At this point in the joint conversation, Lyons joins in, “And re-entry.”
Flemming nods, smiling—as the metaphorical torch is passed. “And re-entry! It keeps going hand in hand. You're totally right.”
OOTB currently survives primarily on donations from individual patrons rather than large sums of money. Flemming is hopeful that these new programs and the new space will unlock a new level of financial support. “This whole conversation about how the nonprofit is dying, I just kind of refuse to believe it.” She then adds, emphatically, “We have to force people to see the value in it.

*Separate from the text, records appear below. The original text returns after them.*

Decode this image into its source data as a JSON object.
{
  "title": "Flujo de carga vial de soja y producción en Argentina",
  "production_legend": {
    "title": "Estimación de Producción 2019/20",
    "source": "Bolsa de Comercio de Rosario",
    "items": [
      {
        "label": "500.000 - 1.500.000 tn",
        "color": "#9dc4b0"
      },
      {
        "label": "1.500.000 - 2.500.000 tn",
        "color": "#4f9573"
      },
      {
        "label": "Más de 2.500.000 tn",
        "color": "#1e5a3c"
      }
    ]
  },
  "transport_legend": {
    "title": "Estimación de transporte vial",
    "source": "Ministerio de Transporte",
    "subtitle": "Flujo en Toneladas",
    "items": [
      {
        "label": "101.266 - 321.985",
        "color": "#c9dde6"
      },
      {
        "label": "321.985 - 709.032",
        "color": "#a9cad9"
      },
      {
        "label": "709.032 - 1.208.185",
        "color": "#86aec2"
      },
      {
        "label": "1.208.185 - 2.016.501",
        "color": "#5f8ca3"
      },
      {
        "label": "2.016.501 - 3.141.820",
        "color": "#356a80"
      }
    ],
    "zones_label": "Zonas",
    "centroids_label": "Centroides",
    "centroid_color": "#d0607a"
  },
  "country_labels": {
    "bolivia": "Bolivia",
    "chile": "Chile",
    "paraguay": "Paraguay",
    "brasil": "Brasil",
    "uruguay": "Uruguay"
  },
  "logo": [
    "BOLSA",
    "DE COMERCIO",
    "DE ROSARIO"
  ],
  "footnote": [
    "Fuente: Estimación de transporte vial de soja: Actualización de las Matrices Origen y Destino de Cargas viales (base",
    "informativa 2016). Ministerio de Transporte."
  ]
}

And there's such great value in it.”
Similarly, Lyons is also optimistic, saying that as long as there’s artists who feel the need to make work for an audience, the theatre will survive. After all, today’s large institutions started out as a scrappy group of friends wanting to create shows together; they then made things that audiences did not know that they wanted, but loved when they saw it.
As Lyons puts it: “There's always an influx of artists who want to make work. It's a production-driven field, it's not demand-driven. And there will always be artists who want to make work. Period...Now we have to figure out new ways to support those artists. That's our job and the job of the field.”